The Log-Structured Merge-Tree (LSM-Tree)

This is an old paper, but increasingly used in a wide range of Storage Systems. The main idea of this paper is using a in memory tree to consolidate the write/update operations on the on disk tree structure. Thus, a sequence of tree write/update operations turns out to be a merge operation between the in memory tree and the on disk tree.


As shown in the above figure, $C_0$ tree works as $C_1$ read/write cache. When a trigger occurs, such as the size of $C_0$ exceeds the limit, the $C_0$ then be merged to $C_1$. The merge operation is a batch update process for $C_1$, thus has better I/O efficiency.


At the heart of the LSM algorithm is a rolling merge process:

The rolling merge acts in a series of merge steps. A read of a multi-page block containing leaf nodes of the C_1 tree makes a range of entries in C 1 buffer resident. Each merge step then reads a disk page sized leaf node of the C_1 tree buffered in this block, merges entries from the leaf node with entries taken from the leaf level of the C 0 tree, thus decreasing the size of C_0 , and creates a newly merged leaf node of the C_1 tree.

The buffered multi-page block containing old C 1 tree nodes prior to merge is called the emptying block, and new leaf nodes are written to a different buffered multi-page block called the filling block. When this filling block has been packed full with newly merged leaf nodes of C_1 , the block is written to a new free area on disk. The new multi-page block containing merged results is pictured in Figure 2.2 as lying on the right of the former nodes. Subsequent merge steps bring together increasing index value segments of the C_0 and C_1 components until the maximum values are reached and the rolling merge starts again from the smallest values.
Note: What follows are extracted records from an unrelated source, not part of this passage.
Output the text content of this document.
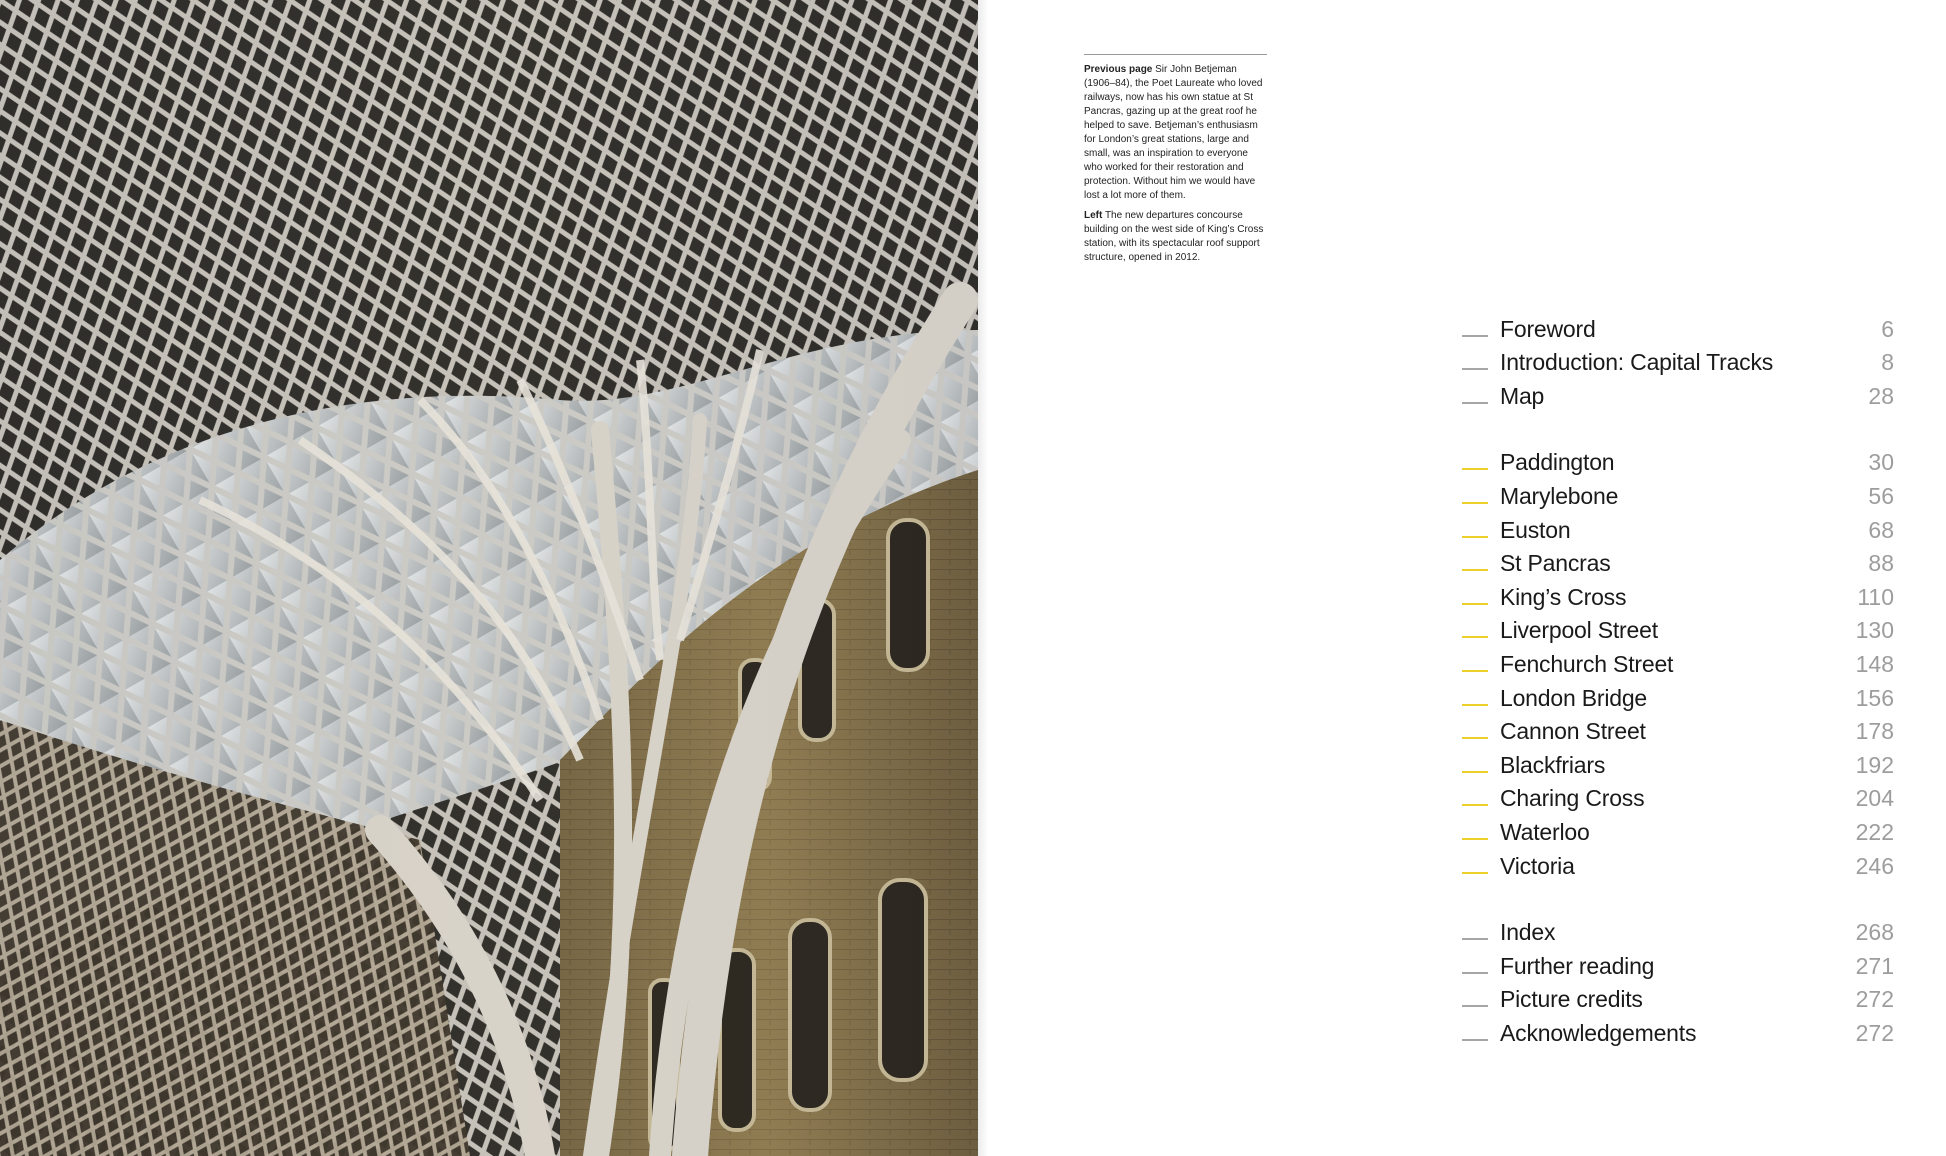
Previous page Sir John Betjeman (1906–84), the Poet Laureate who loved railways, now has his own statue at St Pancras, gazing up at the great roof he helped to save. Betjeman’s enthusiasm for London’s great stations, large and small, was an inspiration to everyone who worked for their restoration and protection. Without him we would have lost a lot more of them.

Left The new departures concourse building on the west side of King’s Cross station, with its spectacular roof support structure, opened in 2012.

Foreword	6
Introduction: Capital Tracks	8
Map	28
Paddington	30
Marylebone	56
Euston	68
St Pancras	88
King’s Cross	110
Liverpool Street	130
Fenchurch Street	148
London Bridge	156
Cannon Street	178
Blackfriars	192
Charing Cross	204
Waterloo	222
Victoria	246
Index	268
Further reading	271
Picture credits	272
Acknowledgements	272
The merge process is performed based on the collocated data of $C_1$ so the storage system can achieve better I/O throughput.

What LSM improves?

LSM is designed to improve the write/update performance of on disk B-tree. Because of the read-before-write problem, updating of B-tree structure causes write amplification. Consolidating of update operations can mitigate the problem.

The benchmark shows LSM-tree has better throughput in write intensive workloads, while perform worse than B-tree in read intensive workloads.